If Kate Winslet doesn’t walk away with the Best Actress Oscar for The Reader then the emotional fall-out could decimate the front three rows at the Kodak Theatre.
After her Best Actress BAFTA win for The Reader, a terrifying conviction that it’s Year Winslet after no less than six Academy Award nominations has seen her supposed inevitable triumph hit critical mass.
And British hopes are also riding high for first-time Oscar nominee director Danny Boyle and his no-budget drama Slumdog Millionaire, the runaway popular choice for Best Film.
Slumdog is our best hope of glory with ten nominations, including Best Film, Best Director and Best Adapted Screenplay. Remember, if you will, that this was a film that initially couldn’t find a distributor.
Reading-born Winslet’s first crack at the Oscars came in 1996 when she received a Best Supporting Actress nod for Sense and Sensibility.
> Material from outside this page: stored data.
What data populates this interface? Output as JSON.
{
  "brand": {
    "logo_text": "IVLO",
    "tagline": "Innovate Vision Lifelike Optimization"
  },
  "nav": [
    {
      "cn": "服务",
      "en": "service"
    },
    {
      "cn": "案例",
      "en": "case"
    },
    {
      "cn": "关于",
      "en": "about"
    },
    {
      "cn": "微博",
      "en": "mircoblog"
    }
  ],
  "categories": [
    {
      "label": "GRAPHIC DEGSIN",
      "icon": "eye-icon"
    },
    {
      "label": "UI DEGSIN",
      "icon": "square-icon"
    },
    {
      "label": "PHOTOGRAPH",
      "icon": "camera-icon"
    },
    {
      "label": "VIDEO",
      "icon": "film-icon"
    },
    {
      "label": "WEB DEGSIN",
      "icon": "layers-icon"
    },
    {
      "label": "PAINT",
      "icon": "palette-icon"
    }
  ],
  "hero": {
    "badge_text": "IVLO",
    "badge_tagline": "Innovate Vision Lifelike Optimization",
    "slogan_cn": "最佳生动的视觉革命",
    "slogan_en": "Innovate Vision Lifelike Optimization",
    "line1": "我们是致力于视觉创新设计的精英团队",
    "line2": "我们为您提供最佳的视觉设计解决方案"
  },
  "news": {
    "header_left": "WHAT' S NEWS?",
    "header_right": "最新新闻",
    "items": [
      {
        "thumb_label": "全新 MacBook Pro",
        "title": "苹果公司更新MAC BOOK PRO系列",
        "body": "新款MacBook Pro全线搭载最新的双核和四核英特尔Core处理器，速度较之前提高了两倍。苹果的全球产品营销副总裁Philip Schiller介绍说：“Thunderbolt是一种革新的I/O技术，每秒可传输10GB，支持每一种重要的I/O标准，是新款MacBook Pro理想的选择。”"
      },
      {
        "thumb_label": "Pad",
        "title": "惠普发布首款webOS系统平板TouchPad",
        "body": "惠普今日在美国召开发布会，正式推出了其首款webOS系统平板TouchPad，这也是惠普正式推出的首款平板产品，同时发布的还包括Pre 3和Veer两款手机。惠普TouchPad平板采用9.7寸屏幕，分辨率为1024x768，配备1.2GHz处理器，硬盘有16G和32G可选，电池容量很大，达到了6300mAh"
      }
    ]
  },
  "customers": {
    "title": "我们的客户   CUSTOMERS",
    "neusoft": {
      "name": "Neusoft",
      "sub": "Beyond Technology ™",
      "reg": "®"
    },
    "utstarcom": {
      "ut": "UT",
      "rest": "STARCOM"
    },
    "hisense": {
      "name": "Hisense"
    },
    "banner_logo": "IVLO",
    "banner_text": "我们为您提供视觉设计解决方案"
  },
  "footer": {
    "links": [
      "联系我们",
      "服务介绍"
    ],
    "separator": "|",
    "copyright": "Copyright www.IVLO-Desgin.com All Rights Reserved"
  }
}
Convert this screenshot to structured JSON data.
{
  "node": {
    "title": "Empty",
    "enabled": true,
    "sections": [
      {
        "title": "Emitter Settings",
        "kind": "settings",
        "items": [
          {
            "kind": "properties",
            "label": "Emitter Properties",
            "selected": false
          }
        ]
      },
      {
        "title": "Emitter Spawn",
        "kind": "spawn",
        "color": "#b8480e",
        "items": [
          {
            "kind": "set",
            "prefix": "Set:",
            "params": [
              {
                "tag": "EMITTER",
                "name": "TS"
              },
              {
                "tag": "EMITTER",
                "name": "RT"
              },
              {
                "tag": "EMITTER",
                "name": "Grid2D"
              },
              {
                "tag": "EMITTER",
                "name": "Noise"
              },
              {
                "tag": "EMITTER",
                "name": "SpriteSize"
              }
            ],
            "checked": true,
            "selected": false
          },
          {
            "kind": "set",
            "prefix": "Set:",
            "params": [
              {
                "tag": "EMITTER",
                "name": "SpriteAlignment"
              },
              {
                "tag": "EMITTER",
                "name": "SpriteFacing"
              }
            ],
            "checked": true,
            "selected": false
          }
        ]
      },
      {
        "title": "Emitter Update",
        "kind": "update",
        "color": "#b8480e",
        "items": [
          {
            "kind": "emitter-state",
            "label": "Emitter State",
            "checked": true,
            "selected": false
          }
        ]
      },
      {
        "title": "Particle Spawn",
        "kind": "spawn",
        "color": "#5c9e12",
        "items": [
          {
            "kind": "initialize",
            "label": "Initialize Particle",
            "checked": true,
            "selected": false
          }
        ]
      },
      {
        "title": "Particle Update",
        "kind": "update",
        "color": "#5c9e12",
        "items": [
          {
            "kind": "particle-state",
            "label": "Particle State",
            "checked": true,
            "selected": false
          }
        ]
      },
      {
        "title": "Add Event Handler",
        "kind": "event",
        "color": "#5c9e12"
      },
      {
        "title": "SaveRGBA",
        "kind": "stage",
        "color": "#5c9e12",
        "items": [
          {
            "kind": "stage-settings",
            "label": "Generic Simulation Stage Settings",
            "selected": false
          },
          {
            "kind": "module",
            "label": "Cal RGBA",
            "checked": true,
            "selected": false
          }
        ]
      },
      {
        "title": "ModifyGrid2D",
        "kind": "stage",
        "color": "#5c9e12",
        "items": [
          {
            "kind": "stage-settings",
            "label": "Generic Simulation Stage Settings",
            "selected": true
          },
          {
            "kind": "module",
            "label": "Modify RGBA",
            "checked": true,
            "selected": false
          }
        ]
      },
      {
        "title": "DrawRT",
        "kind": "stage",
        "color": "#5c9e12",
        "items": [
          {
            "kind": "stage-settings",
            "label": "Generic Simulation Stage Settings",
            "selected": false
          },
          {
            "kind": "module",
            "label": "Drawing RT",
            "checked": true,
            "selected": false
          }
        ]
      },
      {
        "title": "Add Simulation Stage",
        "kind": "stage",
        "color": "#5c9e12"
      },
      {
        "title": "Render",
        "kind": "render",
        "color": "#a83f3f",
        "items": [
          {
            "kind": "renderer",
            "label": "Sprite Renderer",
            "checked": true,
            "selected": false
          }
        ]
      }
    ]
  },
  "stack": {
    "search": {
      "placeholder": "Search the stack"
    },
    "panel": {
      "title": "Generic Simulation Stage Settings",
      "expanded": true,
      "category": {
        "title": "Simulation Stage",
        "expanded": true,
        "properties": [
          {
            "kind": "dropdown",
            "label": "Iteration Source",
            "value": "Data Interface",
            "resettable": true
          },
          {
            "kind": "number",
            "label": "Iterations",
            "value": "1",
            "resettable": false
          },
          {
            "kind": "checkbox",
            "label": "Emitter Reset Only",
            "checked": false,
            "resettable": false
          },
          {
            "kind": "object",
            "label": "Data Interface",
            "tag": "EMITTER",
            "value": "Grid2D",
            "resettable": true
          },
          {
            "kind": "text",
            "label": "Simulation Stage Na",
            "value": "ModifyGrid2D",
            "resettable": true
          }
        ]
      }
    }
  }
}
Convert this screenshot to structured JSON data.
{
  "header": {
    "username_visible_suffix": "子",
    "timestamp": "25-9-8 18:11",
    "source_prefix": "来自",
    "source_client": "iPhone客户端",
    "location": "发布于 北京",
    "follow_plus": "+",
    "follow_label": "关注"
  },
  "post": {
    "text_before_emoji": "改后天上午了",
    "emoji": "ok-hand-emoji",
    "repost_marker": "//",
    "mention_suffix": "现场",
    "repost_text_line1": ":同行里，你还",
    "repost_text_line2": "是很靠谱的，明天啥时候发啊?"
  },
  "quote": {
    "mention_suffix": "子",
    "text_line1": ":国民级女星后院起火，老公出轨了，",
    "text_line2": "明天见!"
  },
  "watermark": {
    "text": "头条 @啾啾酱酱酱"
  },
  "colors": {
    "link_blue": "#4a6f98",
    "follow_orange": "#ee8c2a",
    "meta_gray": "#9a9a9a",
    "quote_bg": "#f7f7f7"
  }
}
That year Mira Sorvino won for Mighty Aphrodite.
Her next attempt came with a Best Actress nomination for Titanic in 1998 and she followed that with a supporting role nod for Iris in 2001.
She was again in the frame for Best Actress for Eternal Sunshine of the Spotless Mind, Little Children and this year for director Stephen Daldry’s The Reader.
The omens are looking good. “Our Kate” cleaned up at the Golden Globes with a Best Supporting Actress award for The Reader (strangely she wasn’t nominated as Best Actress – which she won for Revolutionary Road anyway).
She subsequently triumphed at the Broadcast Film Critics Association Awards and the Screen Actors Guild Awards, paving the way for the Oscars.
Similarly, Slumdog Millionaire has been blazing a trail since winnng Golden Globes for Best Director, Picture, Score and Screenplay.

At the Screen Actors Guild awards it won Best Ensemble Cast and Best Film prizes and the Producer’s Guild of America awards respectively. Typically, the film that wins the PGA’s top honour goes on to win the Best Picture Oscar.
Other Brit contenders include The Reader director Stephen Daldry, who has been nominated twice previously for Billy Elliot in 2000 and The Hours two years later.
He’s joined by The Reader’s scriptwriter David Hare, who was also nominated previously for The Hours, and fellow writer Peter Morgan, who penned Frost/Nixon and was previously nominated for The Queen in 2006.
The British team behind Man on Wire, including director James Marsh and producer Simon Chinn, are also up for best documentary.

Could the British finally be coming?